The real take-home lesson is that evolution, on its best day, is an embarrassingly anemic process. In the face of real-world data, it’s evident that no matter what ideas we throw at the wall to try to help the story along, we still need massive numbers of organisms with rapid reproductive cycles to achieve even modest results by evolutionary means. We can argue about whether “effective” chloroquine resistance should be defined as requiring exactly four mutations. We can quibble about whether the mutations are beneficial or neutral. We can debate the math and even be off by an order of magnitude or more. Yet none of this alleviates the significant challenge the real-world data poses to the evolutionary story.

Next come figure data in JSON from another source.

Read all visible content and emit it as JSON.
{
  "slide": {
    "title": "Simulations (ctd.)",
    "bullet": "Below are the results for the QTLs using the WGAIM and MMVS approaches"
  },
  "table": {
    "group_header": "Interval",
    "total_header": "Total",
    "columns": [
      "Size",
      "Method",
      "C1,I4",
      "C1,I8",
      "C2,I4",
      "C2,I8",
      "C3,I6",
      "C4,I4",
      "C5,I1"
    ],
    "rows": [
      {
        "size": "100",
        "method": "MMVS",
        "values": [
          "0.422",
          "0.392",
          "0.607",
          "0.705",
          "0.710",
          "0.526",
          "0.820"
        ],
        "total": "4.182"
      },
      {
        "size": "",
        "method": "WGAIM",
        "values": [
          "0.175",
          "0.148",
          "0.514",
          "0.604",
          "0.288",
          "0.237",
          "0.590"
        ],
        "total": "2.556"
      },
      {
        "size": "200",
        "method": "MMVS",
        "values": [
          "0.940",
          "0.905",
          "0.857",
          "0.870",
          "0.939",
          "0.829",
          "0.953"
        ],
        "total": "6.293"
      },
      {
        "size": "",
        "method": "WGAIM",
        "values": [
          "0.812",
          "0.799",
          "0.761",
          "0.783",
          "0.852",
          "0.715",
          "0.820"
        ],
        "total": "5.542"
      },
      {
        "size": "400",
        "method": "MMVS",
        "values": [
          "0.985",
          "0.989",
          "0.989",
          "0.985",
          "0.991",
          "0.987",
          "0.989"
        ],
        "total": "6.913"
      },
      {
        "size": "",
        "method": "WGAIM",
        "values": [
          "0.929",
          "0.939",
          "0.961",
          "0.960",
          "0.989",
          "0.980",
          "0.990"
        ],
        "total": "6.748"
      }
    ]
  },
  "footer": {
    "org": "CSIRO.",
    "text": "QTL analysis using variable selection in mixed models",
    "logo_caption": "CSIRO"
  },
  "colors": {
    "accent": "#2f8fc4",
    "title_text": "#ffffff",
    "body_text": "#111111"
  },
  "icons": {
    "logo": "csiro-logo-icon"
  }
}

This is the real lesson of chloroquine resistance. This is Behe’s real point. And once we recognize this point the exchange between Behe and his critics descends into something almost comical. After we strip away all the debating rhetoric and the fancy math and the intimidating biological terminology and look at the bottom line of the exchange, it goes something like this:

Behe: It was difficult for Plasmodium to evolve resistance to chloroquine. The evolutionary mechanism isn’t very effective if coordinated mutations are required. Thus, to explain what we see in biology, evolution doesn’t seem to work very well.

Moran and Friends: Oh yeah? Well here are additional pathways that show evolution doesn’t work very well. Take that!

Listen to the Parasites

Behe is quite right to argue that if we need something like 10^20 cells to confer a relatively simple trait like resistance to chloroquine (however arrived at), then the evolutionary story is in dire straits. To his credit, Moran correctly acknowledges that developing chloroquine resistance “is an event that is close to the edge of evolution.” Now he just needs to pause and appreciate the implications for the evolutionary story.

Are there functions in biology that are as complex or as difficult to achieve as chloroquine resistance? Of course there are. A brief look around the biosphere confirms that it would be irrational to think otherwise. Behe’s critics seem easily impressed by Plasmodium’s development of resistance to chloroquine as a shining example of the power of evolution. Yet remember, we’re not talking about forming a new organ or a new body plan, or constructing a new molecular machine, or building a new regulatory network, or even a single new gene. As Behe dryly observes, we’re only talking about “a few crummy point mutations in a pre-existing protein.”

Yet evidently this is about all we can expect from evolution.